The squad from the North Hill Community and Calgary Curling rinks also must hope the effort in the loss against Camm's rink -- which took control of the game by scoring three in the fourth end to go up 3-1 and never looked back -- is a step in the right direction.
"In the Yukon game, it was us not putting rocks in play -- just missing shots. This game, it was Ontario getting their rocks in good positions," Hodgson said. "They got all the angles. They did a better job than us."

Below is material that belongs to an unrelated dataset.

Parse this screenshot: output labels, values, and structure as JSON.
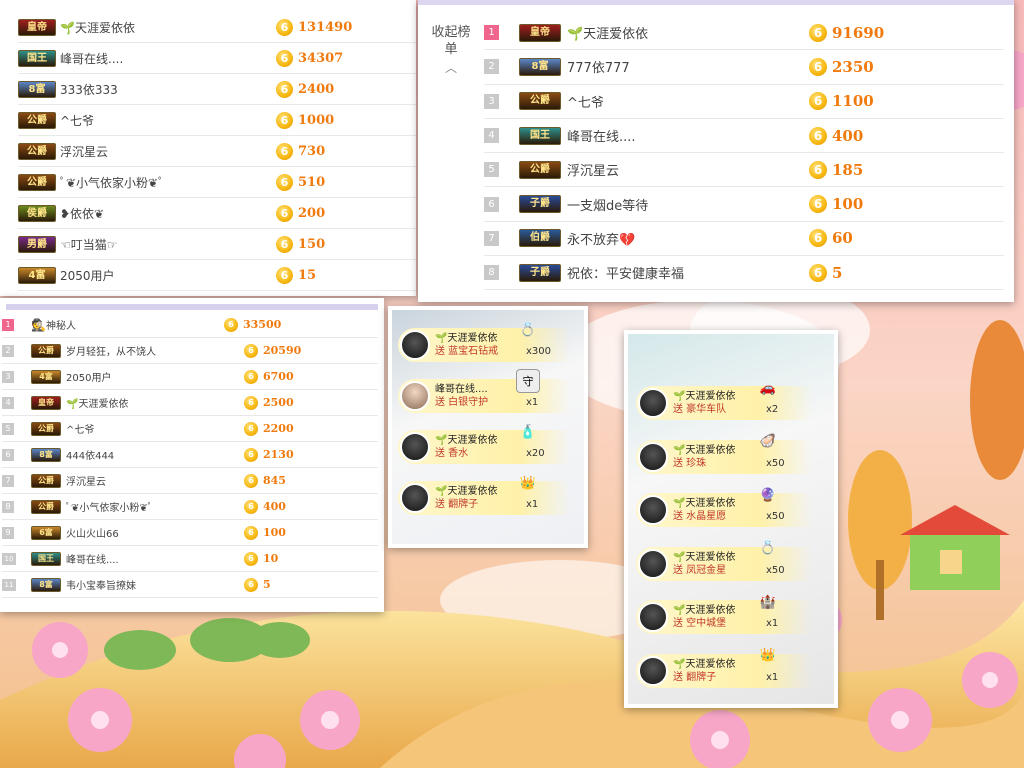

Ahead of Hodgson & Co. in the standings is Saskatchewan's Braeden Moskowy (6-0) on top, Newfoundland's Colin Thomas and New Brunswick's Jon Rennie both at 5-2 and Nova Scotia's Kendel Thompson and Ontario's Mat Camm both at 4-3 and the Yukon at 3-3.
On the women's side, Alberta's Nadine Chyz and her Calgary Curling Club rink continue to shine.
The Calgary-based quartet is the lone unbeaten junior womens' team at 7-0 and making it look easy after beating Yukon's Sarah Koltun 6-4 and then Ontario's Clancy Grandy 11-7.
Not that Chyz will say it's been easy.
"Definitely not today," Chyz said Monday evening. "We struggled a bit with the ice conditions. The past few days felt pretty good -- the girls were making everything, so it made my shots even easier. The switch over to the Glencoe (from the North Hill club), with the ice, we struggled a bit getting weights down. That threw us off a bit."
Still, she's not surprised her team of third Rebecca Pattison, second Jessie Scheidegger and lead Kimberley Anderson has won all seven games in what ends up being a 12-game schedule for each provincial represeentative.
"I definitely knew it was going to be tough games, so it wasn't a full expectation, but I knew we had it in us," Chyz said. "We felt we're a strong team and felt if we played the way we can, it can be a possibility.
"It's nice the way the cards went."
Chyz broke open the Ontario game by first scoring four in the fourth end but needed a three-spot in the ninth end to seal the deal.
With Saskatchewan losing 7-6 to Manitoba in the evening draw, Chyz's rink is in complete control, but she knows she can't look too far ahead. Trish Paulson's rink from Saskatoon sits at 5-1, while 2010 finalist B.C. Dailene Sivertson is at 4-2.
P.E.I.'s Pidgeon ready to return
The news is good for P.E.I. second Eric Pidgeon.
After spending the night in hospital when he collapsed on the ice, Pidgeon was back at the rink Monday. He didn't play, but after going through a series of tests and recovering for a day, is expected to be back in action Tuesday.
His father, Peter, said doctors said his son's issues stemmed from fatigue and the altitude.
"It was all of that and it plays on a person," he said.
After making sure he didn't have blood-clot issues, Eric was released.
Calgarian Dylan Webster played for the P.E.I. squad, having received word Sunday evening.
"It took a while to fall asleep," said Webster, who plays out of the North Hill club. "It's cool to be here.
"Their times, what they do for weight calls is the same as my team. It really wasn't a hard transition."